The researchers tested guavanin 2 in mice with a skin infection caused by a type of Gram-negative bacteria known as Pseudomonas aeruginosa, and found that it cleared the infections much more effectively than the original Pg-AMP1 peptide.
“This work is important because new types of antibiotics are needed to overcome the growing problem of antibiotic resistance,” says Mikhail Shapiro, an assistant professor of chemical engineering at Caltech, who was not involved in the study. “The authors take an innovative approach to this problem by computationally designing antimicrobial peptides using an ‘in silico’ evolutionary algorithm, which scores new peptides based on a set of properties known to be correlated with effectiveness. They also include an impressive array of experiments to show that the resulting peptides indeed have the properties needed to serve as antibiotics, and that they work in at least one mouse model of infections.”

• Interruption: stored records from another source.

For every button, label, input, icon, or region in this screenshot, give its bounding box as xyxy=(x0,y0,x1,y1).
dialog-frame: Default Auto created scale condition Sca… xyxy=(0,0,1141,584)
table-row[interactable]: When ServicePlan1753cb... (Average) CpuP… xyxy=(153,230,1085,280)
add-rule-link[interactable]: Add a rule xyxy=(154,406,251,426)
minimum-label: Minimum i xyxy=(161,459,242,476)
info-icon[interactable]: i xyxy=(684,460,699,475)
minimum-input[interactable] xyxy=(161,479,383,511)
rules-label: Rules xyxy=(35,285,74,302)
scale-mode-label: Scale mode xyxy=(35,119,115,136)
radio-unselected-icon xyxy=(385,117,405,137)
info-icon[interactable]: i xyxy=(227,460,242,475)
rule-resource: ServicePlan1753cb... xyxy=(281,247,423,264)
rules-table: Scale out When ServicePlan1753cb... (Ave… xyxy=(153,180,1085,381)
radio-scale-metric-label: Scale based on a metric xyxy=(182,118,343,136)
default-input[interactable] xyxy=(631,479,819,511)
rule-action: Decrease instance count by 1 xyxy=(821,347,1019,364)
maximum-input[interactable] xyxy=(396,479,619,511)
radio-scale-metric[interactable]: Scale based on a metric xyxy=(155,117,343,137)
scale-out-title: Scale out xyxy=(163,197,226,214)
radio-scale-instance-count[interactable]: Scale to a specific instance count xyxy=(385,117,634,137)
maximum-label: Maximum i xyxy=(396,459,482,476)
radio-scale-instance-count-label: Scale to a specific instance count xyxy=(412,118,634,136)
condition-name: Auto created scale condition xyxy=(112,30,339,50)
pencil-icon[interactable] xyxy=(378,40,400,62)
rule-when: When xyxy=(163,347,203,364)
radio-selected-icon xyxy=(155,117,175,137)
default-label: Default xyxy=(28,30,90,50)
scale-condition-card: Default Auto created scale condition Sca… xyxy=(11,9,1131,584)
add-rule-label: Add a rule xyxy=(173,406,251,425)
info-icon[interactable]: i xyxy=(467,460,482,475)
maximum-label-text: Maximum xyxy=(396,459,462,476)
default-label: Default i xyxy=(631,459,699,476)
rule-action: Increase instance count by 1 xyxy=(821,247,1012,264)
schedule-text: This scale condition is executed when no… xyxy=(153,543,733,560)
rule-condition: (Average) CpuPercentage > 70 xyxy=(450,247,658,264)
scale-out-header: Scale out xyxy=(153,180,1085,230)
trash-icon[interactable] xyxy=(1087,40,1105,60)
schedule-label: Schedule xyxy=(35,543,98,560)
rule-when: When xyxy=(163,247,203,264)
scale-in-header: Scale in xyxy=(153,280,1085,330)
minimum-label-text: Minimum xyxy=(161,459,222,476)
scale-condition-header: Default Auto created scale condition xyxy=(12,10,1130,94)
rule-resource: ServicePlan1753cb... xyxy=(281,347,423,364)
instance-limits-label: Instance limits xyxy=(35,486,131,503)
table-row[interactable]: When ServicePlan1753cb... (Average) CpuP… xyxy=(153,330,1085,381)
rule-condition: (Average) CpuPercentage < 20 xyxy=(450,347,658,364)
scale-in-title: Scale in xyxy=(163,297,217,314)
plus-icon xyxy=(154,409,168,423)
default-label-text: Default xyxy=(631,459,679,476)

De la Fuente-Nunez and his colleagues now plan to further develop guavanin 2 for potential human use, and they also plan to use their algorithm to seek other potent antimicrobial peptides. There are currently no artificial antimicrobial peptides approved for use in human patients.
“A report commissioned by the British government estimates that antibiotic-resistant bacteria will kill 10 million people per year by the year 2050, so coming up with new methods to generate antimicrobials is of huge interest, both from a scientific perspective and also from a global health perspective,” de la Fuente-Nunez says.
The research was funded by the Ramón Areces Foundation and the Defense Threat Reduction Agency (DTRA).